Progress on mystery SoC in the kid cam (that's actually what the firmware calls it): The trace that had the non-cached reads was actually super-informative. It looks like the instruction size is indeed 4 bytes, so the SoC reads the instructions (and presumably data) straight from the SPI memory. That means my LA trace effectively documents the program flow until the cache is turned on! This is super-helpful as although the firmware has strings and stuff, I don't know what address the flash contents live at in the CPU so I can't find the instructions that refer to it,
However, with the trace I can find call and jump instructions, because the address that the CPU reads suddenly changes. They have one thing in common: one instruction before the last instruction (presumably because of pipelining), the MSB of the instruction is 6 or 7 and the rest is the relative address to call. I could also find the return instruction, as after that execution continued to the address after a call. Conditional jump instructions were also formatted like that, so I also found those. It's enough to create a very barebones Ghidra processor implementation that can show me bits of control flow at least.

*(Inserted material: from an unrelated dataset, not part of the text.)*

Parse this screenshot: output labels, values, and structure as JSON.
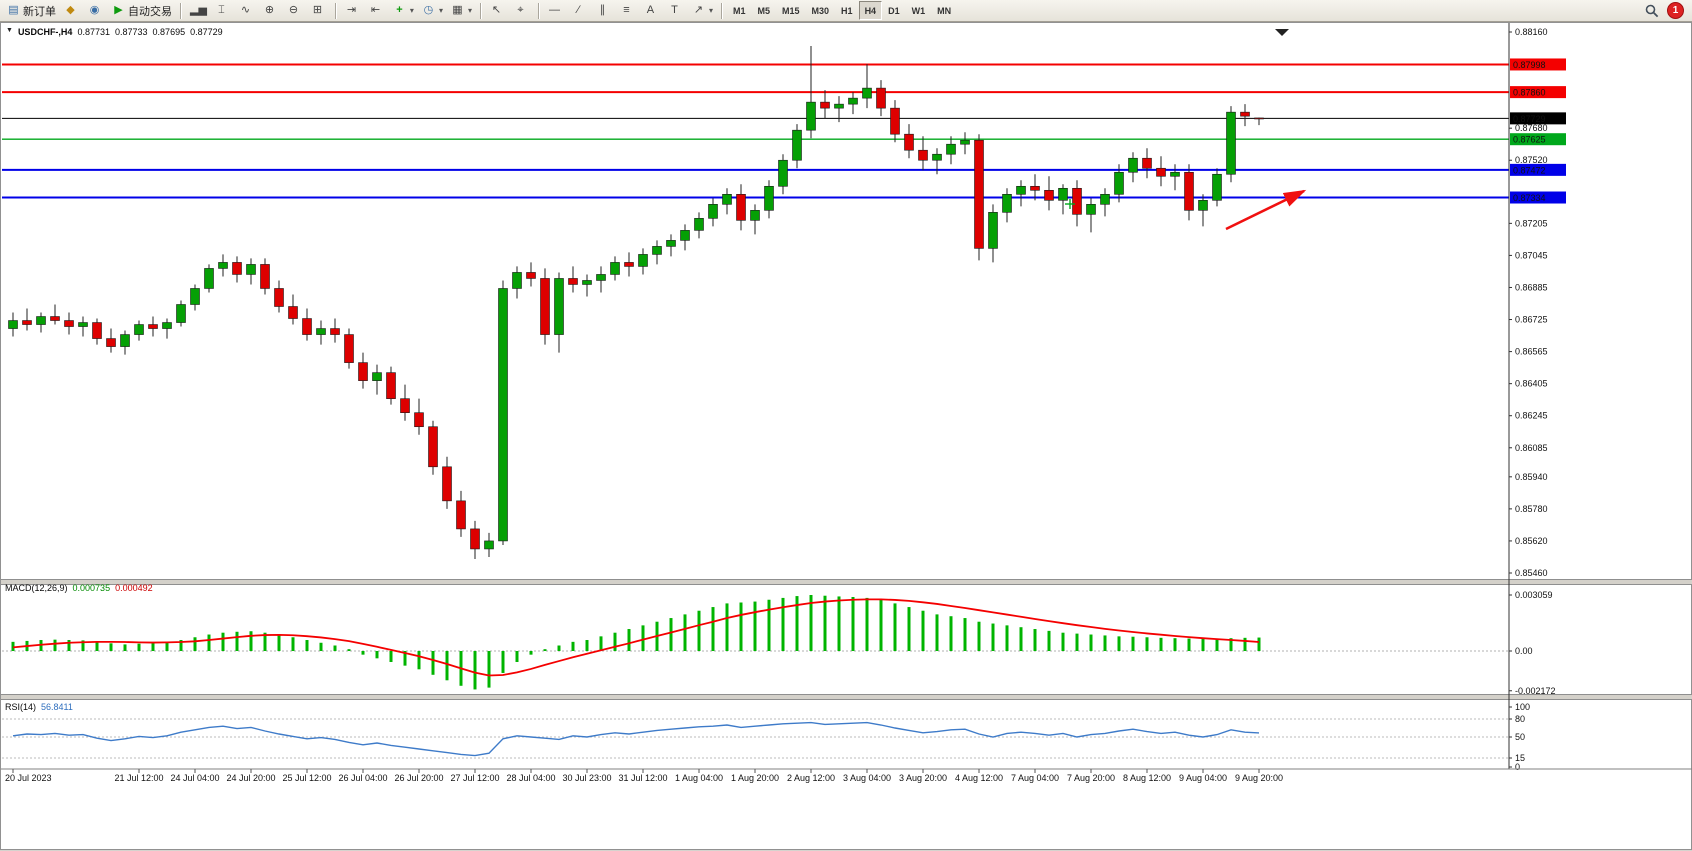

Issue is that there just isn't that much code to be executed before the cache turns on. But I now know what subroutine turns on the cache, and I know how calls work... so I can re-write the flash with that subroutine call nerfed. As far as I can tell, there's no checksum or CRC over the XiP program (I don't see any reads anywhere before the CPU actually executes the code), so it should work.
So I flipped a few bytes, reprogrammed the flash... and now I have a huuuuuge trace file to sift through. (One of the reasons is that with the cache disabled, the camera takes about 5 seconds to start vs nearly instantaneous, so time-wise the LA dump is pretty long to start with.) Can share it if anyone still feels like looking along with me.